I enjoyed the majority of White's stories and genuinely felt as though I got to know him a little bit along the way, which made the reading experience even more pleasant. From his Aunt Theresa, a beautiful personality, to Peter from the final chapter I found myself learning quite a lot more than I expected to when I began this book. White's storytelling is great and he really manages to pull the reader into the events of his life.

That said, I felt as though some of the stories and inspirational lessons weren't really as amazing or useful as he may have felt. Granted, this is the sort of opinion that is very personal to people and therefore I cannot discredit how these lessons impacted him, as I'm sure the impact was great. I was disappointed, mostly, in Margaret's story and I feel that this is one of the greatest downfalls of White's book. Margaret was the person who inspired the very title and for the book to be as impactful as I believe White wishes for, she needed to be the most poignant story he had to tell. Instead, she simply represented something that I've heard more times than I could count.

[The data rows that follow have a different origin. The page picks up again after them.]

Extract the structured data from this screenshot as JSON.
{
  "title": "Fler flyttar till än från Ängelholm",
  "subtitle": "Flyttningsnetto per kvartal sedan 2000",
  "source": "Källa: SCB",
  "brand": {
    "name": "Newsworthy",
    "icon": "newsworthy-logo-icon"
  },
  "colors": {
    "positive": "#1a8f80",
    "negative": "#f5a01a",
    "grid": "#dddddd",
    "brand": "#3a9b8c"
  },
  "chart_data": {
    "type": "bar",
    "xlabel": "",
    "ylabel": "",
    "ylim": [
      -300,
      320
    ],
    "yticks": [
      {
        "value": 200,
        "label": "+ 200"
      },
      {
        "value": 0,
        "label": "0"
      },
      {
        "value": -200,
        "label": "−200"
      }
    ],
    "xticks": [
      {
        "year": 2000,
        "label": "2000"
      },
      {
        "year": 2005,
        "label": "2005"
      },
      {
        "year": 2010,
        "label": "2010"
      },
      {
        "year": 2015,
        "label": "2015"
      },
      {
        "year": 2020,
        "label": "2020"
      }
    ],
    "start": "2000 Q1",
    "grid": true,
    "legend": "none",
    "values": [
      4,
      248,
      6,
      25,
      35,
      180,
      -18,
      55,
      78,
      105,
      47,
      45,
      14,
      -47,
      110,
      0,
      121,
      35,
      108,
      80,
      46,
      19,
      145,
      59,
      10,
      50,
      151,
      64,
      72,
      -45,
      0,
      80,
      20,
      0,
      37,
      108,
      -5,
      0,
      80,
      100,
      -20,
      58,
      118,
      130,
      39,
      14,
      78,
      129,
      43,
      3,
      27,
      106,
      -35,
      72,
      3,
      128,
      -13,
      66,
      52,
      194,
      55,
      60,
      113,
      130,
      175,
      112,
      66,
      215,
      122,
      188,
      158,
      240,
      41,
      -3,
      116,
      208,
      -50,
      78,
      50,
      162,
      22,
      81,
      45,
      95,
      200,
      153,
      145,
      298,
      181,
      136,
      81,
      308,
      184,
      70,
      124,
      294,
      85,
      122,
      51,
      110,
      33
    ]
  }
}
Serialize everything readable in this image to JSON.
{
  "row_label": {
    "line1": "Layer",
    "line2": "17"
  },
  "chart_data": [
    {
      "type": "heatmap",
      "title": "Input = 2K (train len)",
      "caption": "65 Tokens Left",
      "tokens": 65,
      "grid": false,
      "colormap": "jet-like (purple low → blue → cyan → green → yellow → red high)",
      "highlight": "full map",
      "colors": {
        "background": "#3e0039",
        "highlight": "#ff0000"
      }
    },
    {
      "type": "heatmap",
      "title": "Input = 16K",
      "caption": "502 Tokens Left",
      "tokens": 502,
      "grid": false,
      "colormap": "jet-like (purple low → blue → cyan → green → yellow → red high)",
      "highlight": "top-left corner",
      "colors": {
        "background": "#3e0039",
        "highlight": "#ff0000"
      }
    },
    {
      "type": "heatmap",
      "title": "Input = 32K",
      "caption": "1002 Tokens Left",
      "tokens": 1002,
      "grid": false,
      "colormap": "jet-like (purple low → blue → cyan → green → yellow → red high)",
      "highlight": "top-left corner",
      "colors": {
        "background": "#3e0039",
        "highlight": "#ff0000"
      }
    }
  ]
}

My final complaint is a small one, simply related to the fact that I couldn't help feeling as though White was complimenting himself regularly throughout the book in his attempts to portray how he took the lessons he learned and passed them on to others. These were the moments in his stories that I liked the least, often feeling somewhat off put by how he described his actions. I'm not sure if this is due to the slight arrogant tone it seemed to exude or simply because it felt almost unreal. Either way, it bugged me. One of the more annoying ones was the lesson in practice involving the Gutter Busters.

And Then I Met Margaret was interesting, fun to read, and even had me laughing several times. This isn't the sort of book I read typically and I was glad to have gotten the opportunity to open my eyes to something I don't often spend time with. All in all, I'd give And Then I Met Margaret 3 out of 4 stars. It's a good book, it has some great moments, and I can certainly see it's appeal in the self-help and motivational genres. And if nothing else, it's really nice to get a look at all these interesting people and to see how they've taught those around them.